Most commentators agree that the name Sadducee (in Hebrew literature spelled as צדוקים) derives from Zadok (צדוק), which was the name of the Davidic high priest, who had care of the Ark of the Covenant during the reign of David and ultimately anointed Solomon as king over Israel (2 Samuel 15:24-36). This means that proverbial "sons of Zadok" (Ezekiel 45:15) were no less than king-makers and could be expected to have charge of the Ark, or at least its Templar receptacle, and the wide streams of revenue that flowed from it. Through the prophet Ezekiel, the Lord decreed that a large stretch of land was to be given to the "sons of Zadok", who had kept God's charge and had not gone astray when the Levites and Israelites did (Ezekiel 48:11), and this obviously catered splendidly to the Sadducaic pursuit of earthly pleasures.

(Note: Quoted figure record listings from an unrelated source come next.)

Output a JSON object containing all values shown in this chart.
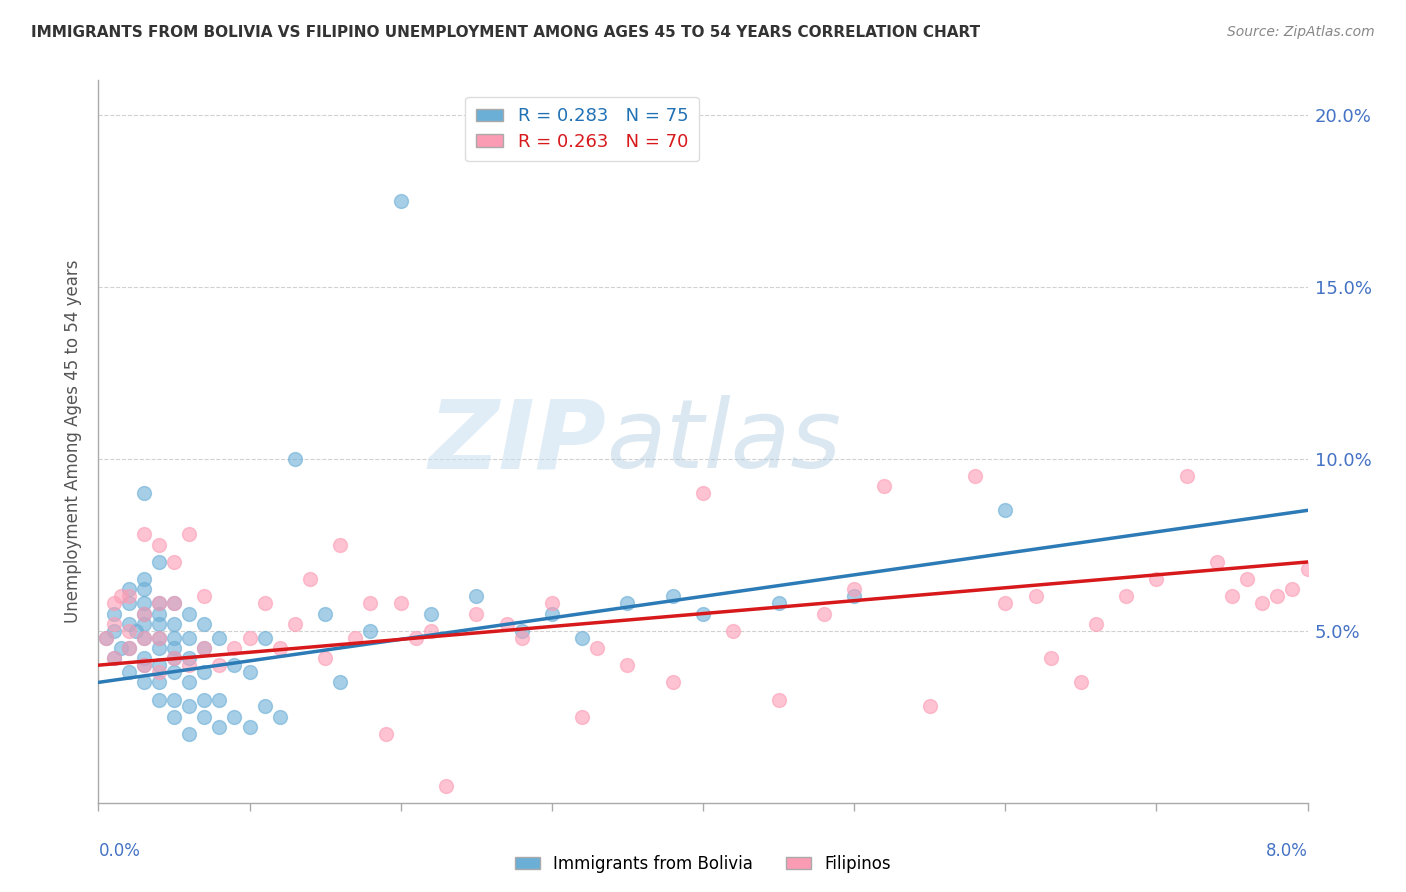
{
  "title": "IMMIGRANTS FROM BOLIVIA VS FILIPINO UNEMPLOYMENT AMONG AGES 45 TO 54 YEARS CORRELATION CHART",
  "source": "Source: ZipAtlas.com",
  "ylabel": "Unemployment Among Ages 45 to 54 years",
  "xlim": [
    0.0,
    0.08
  ],
  "ylim": [
    0.0,
    0.21
  ],
  "yticks": [
    0.05,
    0.1,
    0.15,
    0.2
  ],
  "ytick_labels": [
    "5.0%",
    "10.0%",
    "15.0%",
    "20.0%"
  ],
  "xticks": [
    0.0,
    0.01,
    0.02,
    0.03,
    0.04,
    0.05,
    0.06,
    0.07,
    0.08
  ],
  "legend1_R": "0.283",
  "legend1_N": "75",
  "legend2_R": "0.263",
  "legend2_N": "70",
  "color_blue": "#6baed6",
  "color_pink": "#fc9cb4",
  "color_blue_line": "#2c7bb6",
  "color_pink_line": "#d7191c",
  "color_blue_dark": "#2171b5",
  "color_pink_dark": "#d7191c",
  "color_axis": "#4472c4",
  "watermark_zip": "ZIP",
  "watermark_atlas": "atlas",
  "legend_label_blue": "Immigrants from Bolivia",
  "legend_label_pink": "Filipinos",
  "blue_scatter_x": [
    0.0005,
    0.001,
    0.001,
    0.001,
    0.0015,
    0.002,
    0.002,
    0.002,
    0.002,
    0.002,
    0.0025,
    0.003,
    0.003,
    0.003,
    0.003,
    0.003,
    0.003,
    0.003,
    0.003,
    0.003,
    0.003,
    0.004,
    0.004,
    0.004,
    0.004,
    0.004,
    0.004,
    0.004,
    0.004,
    0.004,
    0.005,
    0.005,
    0.005,
    0.005,
    0.005,
    0.005,
    0.005,
    0.005,
    0.006,
    0.006,
    0.006,
    0.006,
    0.006,
    0.006,
    0.007,
    0.007,
    0.007,
    0.007,
    0.007,
    0.008,
    0.008,
    0.008,
    0.009,
    0.009,
    0.01,
    0.01,
    0.011,
    0.011,
    0.012,
    0.013,
    0.015,
    0.016,
    0.018,
    0.02,
    0.022,
    0.025,
    0.028,
    0.03,
    0.032,
    0.035,
    0.038,
    0.04,
    0.045,
    0.05,
    0.06
  ],
  "blue_scatter_y": [
    0.048,
    0.042,
    0.05,
    0.055,
    0.045,
    0.038,
    0.045,
    0.052,
    0.058,
    0.062,
    0.05,
    0.035,
    0.04,
    0.042,
    0.048,
    0.052,
    0.055,
    0.058,
    0.062,
    0.065,
    0.09,
    0.03,
    0.035,
    0.04,
    0.045,
    0.048,
    0.052,
    0.055,
    0.058,
    0.07,
    0.025,
    0.03,
    0.038,
    0.042,
    0.045,
    0.048,
    0.052,
    0.058,
    0.02,
    0.028,
    0.035,
    0.042,
    0.048,
    0.055,
    0.025,
    0.03,
    0.038,
    0.045,
    0.052,
    0.022,
    0.03,
    0.048,
    0.025,
    0.04,
    0.022,
    0.038,
    0.028,
    0.048,
    0.025,
    0.1,
    0.055,
    0.035,
    0.05,
    0.175,
    0.055,
    0.06,
    0.05,
    0.055,
    0.048,
    0.058,
    0.06,
    0.055,
    0.058,
    0.06,
    0.085
  ],
  "pink_scatter_x": [
    0.0005,
    0.001,
    0.001,
    0.001,
    0.0015,
    0.002,
    0.002,
    0.002,
    0.003,
    0.003,
    0.003,
    0.003,
    0.004,
    0.004,
    0.004,
    0.004,
    0.005,
    0.005,
    0.005,
    0.006,
    0.006,
    0.007,
    0.007,
    0.008,
    0.009,
    0.01,
    0.011,
    0.012,
    0.013,
    0.014,
    0.015,
    0.016,
    0.017,
    0.018,
    0.019,
    0.02,
    0.021,
    0.022,
    0.023,
    0.025,
    0.027,
    0.028,
    0.03,
    0.032,
    0.033,
    0.035,
    0.038,
    0.04,
    0.042,
    0.045,
    0.048,
    0.05,
    0.052,
    0.055,
    0.058,
    0.06,
    0.062,
    0.063,
    0.065,
    0.066,
    0.068,
    0.07,
    0.072,
    0.074,
    0.075,
    0.076,
    0.077,
    0.078,
    0.079,
    0.08
  ],
  "pink_scatter_y": [
    0.048,
    0.042,
    0.052,
    0.058,
    0.06,
    0.045,
    0.05,
    0.06,
    0.04,
    0.048,
    0.055,
    0.078,
    0.038,
    0.048,
    0.058,
    0.075,
    0.042,
    0.058,
    0.07,
    0.04,
    0.078,
    0.045,
    0.06,
    0.04,
    0.045,
    0.048,
    0.058,
    0.045,
    0.052,
    0.065,
    0.042,
    0.075,
    0.048,
    0.058,
    0.02,
    0.058,
    0.048,
    0.05,
    0.005,
    0.055,
    0.052,
    0.048,
    0.058,
    0.025,
    0.045,
    0.04,
    0.035,
    0.09,
    0.05,
    0.03,
    0.055,
    0.062,
    0.092,
    0.028,
    0.095,
    0.058,
    0.06,
    0.042,
    0.035,
    0.052,
    0.06,
    0.065,
    0.095,
    0.07,
    0.06,
    0.065,
    0.058,
    0.06,
    0.062,
    0.068
  ],
  "blue_trend_x0": 0.0,
  "blue_trend_x1": 0.08,
  "blue_trend_y0": 0.035,
  "blue_trend_y1": 0.085,
  "pink_trend_x0": 0.0,
  "pink_trend_x1": 0.08,
  "pink_trend_y0": 0.04,
  "pink_trend_y1": 0.07
}
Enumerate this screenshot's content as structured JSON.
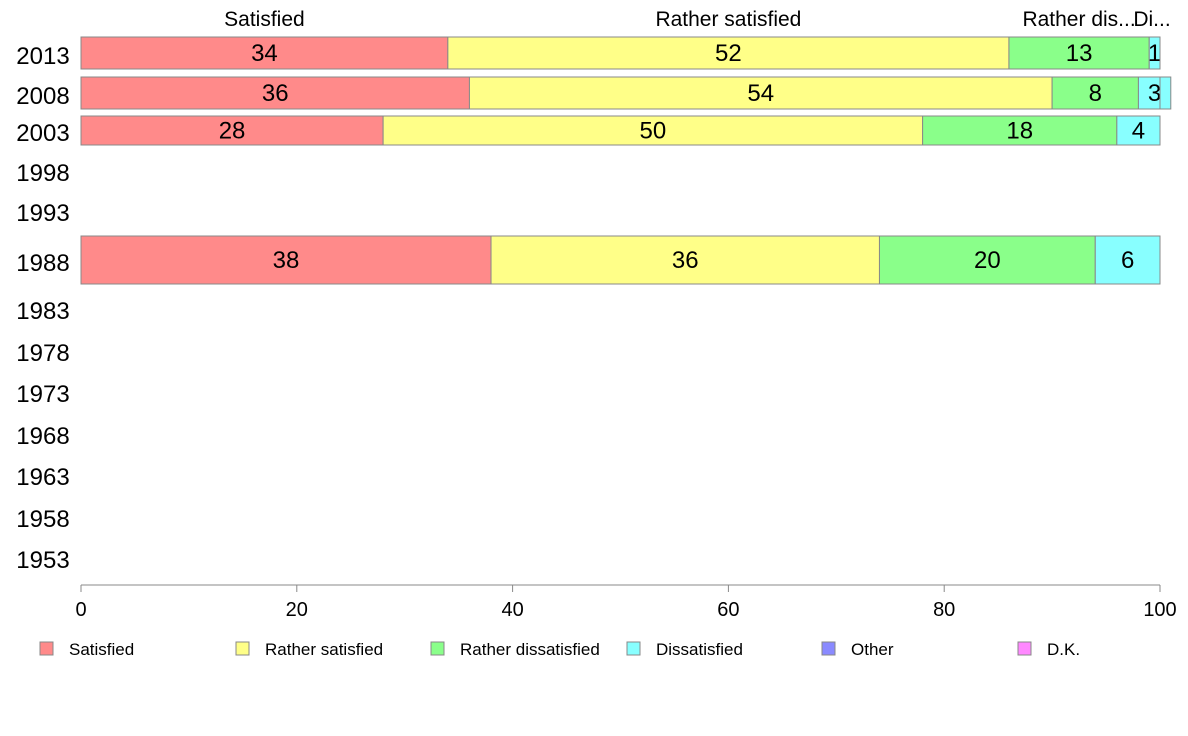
{
  "chart_data": {
    "type": "bar",
    "orientation": "horizontal",
    "stacked": true,
    "categories": [
      "2013",
      "2008",
      "2003",
      "1998",
      "1993",
      "1988",
      "1983",
      "1978",
      "1973",
      "1968",
      "1963",
      "1958",
      "1953"
    ],
    "series": [
      {
        "name": "Satisfied",
        "color": "#ff8a8a",
        "values": [
          34,
          36,
          28,
          null,
          null,
          38,
          null,
          null,
          null,
          null,
          null,
          null,
          null
        ]
      },
      {
        "name": "Rather satisfied",
        "color": "#ffff88",
        "values": [
          52,
          54,
          50,
          null,
          null,
          36,
          null,
          null,
          null,
          null,
          null,
          null,
          null
        ]
      },
      {
        "name": "Rather dissatisfied",
        "color": "#8aff8a",
        "values": [
          13,
          8,
          18,
          null,
          null,
          20,
          null,
          null,
          null,
          null,
          null,
          null,
          null
        ]
      },
      {
        "name": "Dissatisfied",
        "color": "#88ffff",
        "values": [
          1,
          3,
          4,
          null,
          null,
          6,
          null,
          null,
          null,
          null,
          null,
          null,
          null
        ]
      },
      {
        "name": "Other",
        "color": "#8a8aff",
        "values": [
          0,
          0,
          0,
          null,
          null,
          0,
          null,
          null,
          null,
          null,
          null,
          null,
          null
        ]
      },
      {
        "name": "D.K.",
        "color": "#ff88ff",
        "values": [
          0,
          0,
          0,
          null,
          null,
          0,
          null,
          null,
          null,
          null,
          null,
          null,
          null
        ]
      }
    ],
    "column_headers": [
      "Satisfied",
      "Rather satisfied",
      "Rather dis...",
      "Di..."
    ],
    "xlim": [
      0,
      100
    ],
    "xticks": [
      0,
      20,
      40,
      60,
      80,
      100
    ],
    "legend_position": "bottom",
    "grid": false
  }
}
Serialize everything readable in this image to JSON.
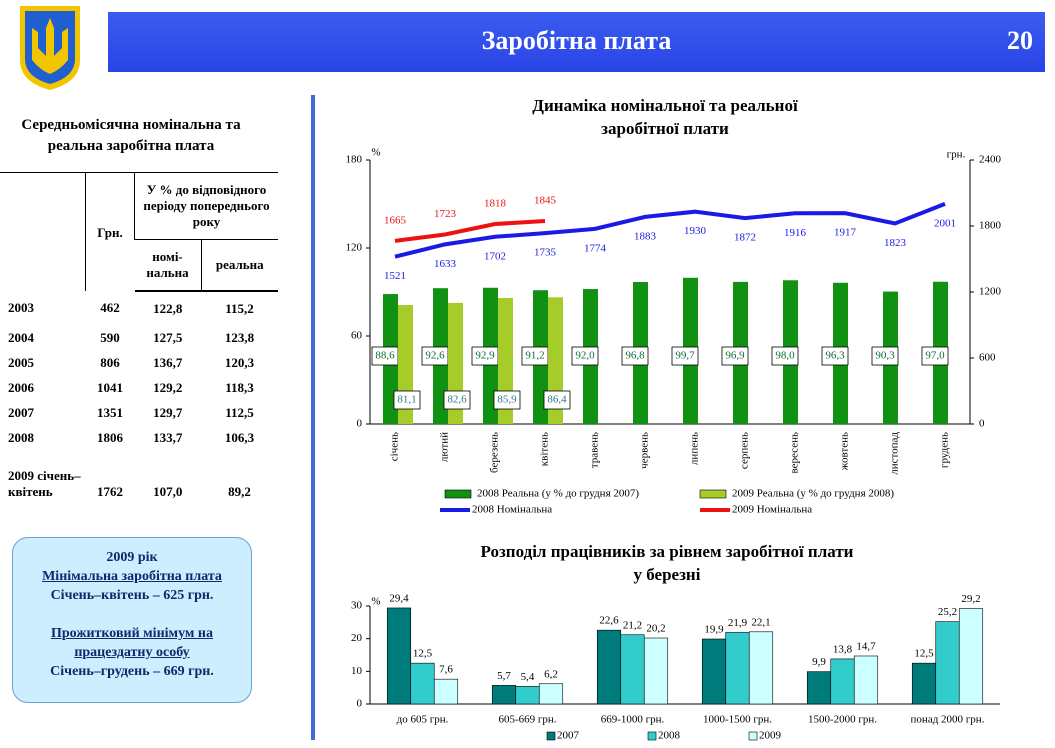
{
  "header": {
    "title": "Заробітна плата",
    "page": "20"
  },
  "table": {
    "title": [
      "Середньомісячна номінальна та",
      "реальна  заробітна плата"
    ],
    "header": {
      "uah": "Грн.",
      "percent": "У % до відповідного періоду попереднього року",
      "nominal": "номі-нальна",
      "real": "реальна"
    },
    "rows": [
      [
        "2003",
        "462",
        "122,8",
        "115,2"
      ],
      [
        "2004",
        "590",
        "127,5",
        "123,8"
      ],
      [
        "2005",
        "806",
        "136,7",
        "120,3"
      ],
      [
        "2006",
        "1041",
        "129,2",
        "118,3"
      ],
      [
        "2007",
        "1351",
        "129,7",
        "112,5"
      ],
      [
        "2008",
        "1806",
        "133,7",
        "106,3"
      ],
      [
        "2009 січень–квітень",
        "1762",
        "107,0",
        "89,2"
      ]
    ]
  },
  "info": {
    "year": "2009 рік",
    "min_wage": "Мінімальна заробітна плата",
    "min_wage_value": "Січень–квітень – 625 грн.",
    "subsistence": [
      "Прожитковий мінімум на",
      "працездатну особу"
    ],
    "subsistence_value": "Січень–грудень – 669 грн."
  },
  "chart_data": [
    {
      "type": "bar_line",
      "title": [
        "Динаміка номінальної та реальної",
        "заробітної плати"
      ],
      "y_label": "%",
      "y2_label": "грн.",
      "categories": [
        "січень",
        "лютий",
        "березень",
        "квітень",
        "травень",
        "червень",
        "липень",
        "серпень",
        "вересень",
        "жовтень",
        "листопад",
        "грудень"
      ],
      "ylim": [
        0,
        180
      ],
      "yticks": [
        0,
        60,
        120,
        180
      ],
      "y2lim": [
        0,
        2400
      ],
      "y2ticks": [
        0,
        600,
        1200,
        1800,
        2400
      ],
      "grid": false,
      "series": [
        {
          "name": "2008 Реальна (у % до грудня 2007)",
          "type": "bar",
          "color": "#119111",
          "values": [
            88.6,
            92.6,
            92.9,
            91.2,
            92.0,
            96.8,
            99.7,
            96.9,
            98.0,
            96.3,
            90.3,
            97.0
          ],
          "value_labels": [
            "88,6",
            "92,6",
            "92,9",
            "91,2",
            "92,0",
            "96,8",
            "99,7",
            "96,9",
            "98,0",
            "96,3",
            "90,3",
            "97,0"
          ]
        },
        {
          "name": "2009 Реальна (у % до грудня 2008)",
          "type": "bar",
          "color": "#a6cc2a",
          "values": [
            81.1,
            82.6,
            85.9,
            86.4,
            null,
            null,
            null,
            null,
            null,
            null,
            null,
            null
          ],
          "value_labels": [
            "81,1",
            "82,6",
            "85,9",
            "86,4",
            null,
            null,
            null,
            null,
            null,
            null,
            null,
            null
          ]
        },
        {
          "name": "2008 Номінальна",
          "type": "line",
          "axis": "y2",
          "color": "#1a1ae6",
          "values": [
            1521,
            1633,
            1702,
            1735,
            1774,
            1883,
            1930,
            1872,
            1916,
            1917,
            1823,
            2001
          ]
        },
        {
          "name": "2009 Номінальна",
          "type": "line",
          "axis": "y2",
          "color": "#ee1111",
          "values": [
            1665,
            1723,
            1818,
            1845,
            null,
            null,
            null,
            null,
            null,
            null,
            null,
            null
          ]
        }
      ]
    },
    {
      "type": "bar",
      "title": [
        "Розподіл працівників за рівнем заробітної плати",
        "у березні"
      ],
      "y_label": "%",
      "categories": [
        "до 605 грн.",
        "605-669 грн.",
        "669-1000 грн.",
        "1000-1500 грн.",
        "1500-2000 грн.",
        "понад 2000 грн."
      ],
      "ylim": [
        0,
        30
      ],
      "yticks": [
        0,
        10,
        20,
        30
      ],
      "grid": false,
      "series": [
        {
          "name": "2007",
          "color": "#007b7b",
          "values": [
            29.4,
            5.7,
            22.6,
            19.9,
            9.9,
            12.5
          ],
          "value_labels": [
            "29,4",
            "5,7",
            "22,6",
            "19,9",
            "9,9",
            "12,5"
          ]
        },
        {
          "name": "2008",
          "color": "#33cccc",
          "values": [
            12.5,
            5.4,
            21.2,
            21.9,
            13.8,
            25.2
          ],
          "value_labels": [
            "12,5",
            "5,4",
            "21,2",
            "21,9",
            "13,8",
            "25,2"
          ]
        },
        {
          "name": "2009",
          "color": "#ccffff",
          "values": [
            7.6,
            6.2,
            20.2,
            22.1,
            14.7,
            29.2
          ],
          "value_labels": [
            "7,6",
            "6,2",
            "20,2",
            "22,1",
            "14,7",
            "29,2"
          ]
        }
      ]
    }
  ]
}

It's not probable that the original Sadducaic tradition could boast actual descent from the Davidic priest, but rather linked to him out of convenience. They were probably an established priestly elite who abandoned the cumbersome theological aspect of their profession in favor of fine dining. They looked down upon those of their colleagues who read, copied and discussed difficult texts, who tithed and strove to remain ritualistically pure and allowed themselves little comforts in this life. The formal breach between these two approaches became immortalized in the legend of Antigonus of Soko.

This Antigonus lived when Hellenistic thought flooded the world, and taught that people should not be like servants who only work because some boss pays them but rather like people who work without giving thought to their wage. Two of his disciples, namely a Zadok and a Boethus, swiftly concluded that people should not mind their reward for the simple reason that there isn't one, and gave up their study of Law and embraced the good life. Ironically, what the legendary Zadok and his followers, the Sadducees, abandoned was not only their Jewish roots, but also their distinctiveness from Hellenistic thought. When in 70 AD the Temple was destroyed, the Pharisees kept going (and may even have imputed the gospel genre) and evolved into modern Judaism (and thus Christianity and Islam, the academic tradition and ultimately the scientific revolution), while the Sadducaic tradition was absorbed and digested by Epicureanism (as was indicated on Golgotha).

But apart from all the legends, the Sadducees may simply have named themselves for self-congratulatory reasons by means of the verb צדק (sadeq), meaning to be just:

Excerpted from: Abarim Publications' Biblical Dictionary
צדק

The verb צדק (sadeq) means to be just or righteous; to be efficient with social energy. Adjective צדיק (saddiq) means just or righteous, noun צדק (sedeq) means justice or rightness, noun צדקה (sadaqa) means righteousness.

🔼Sadducees meaning

The name Sadducees may be the same as Zadokians, and either refer to Zadok the disciple of Antigonus of Soko, or Zadok the high priest in the time of David and Solomon. But it is more probable that this name was self-administered by a bunch of rich hedonists who dubbed themselves The Righteous Ones or The Guys Who Got It All Worked Out. A modern equivalent of this name is Orthodox (in use since the 18th century), which is from ortho, meaning right or straight, and doxa, opinion or doctrine.

But if their arrogant confidence demonstrated anything, it was their turn into a very short stretch of a dead end. Giving yourself the name "righteous one" doesn't make you righteous, but rather does hungering and thirsting for it (Matthew 5:6, 5:20).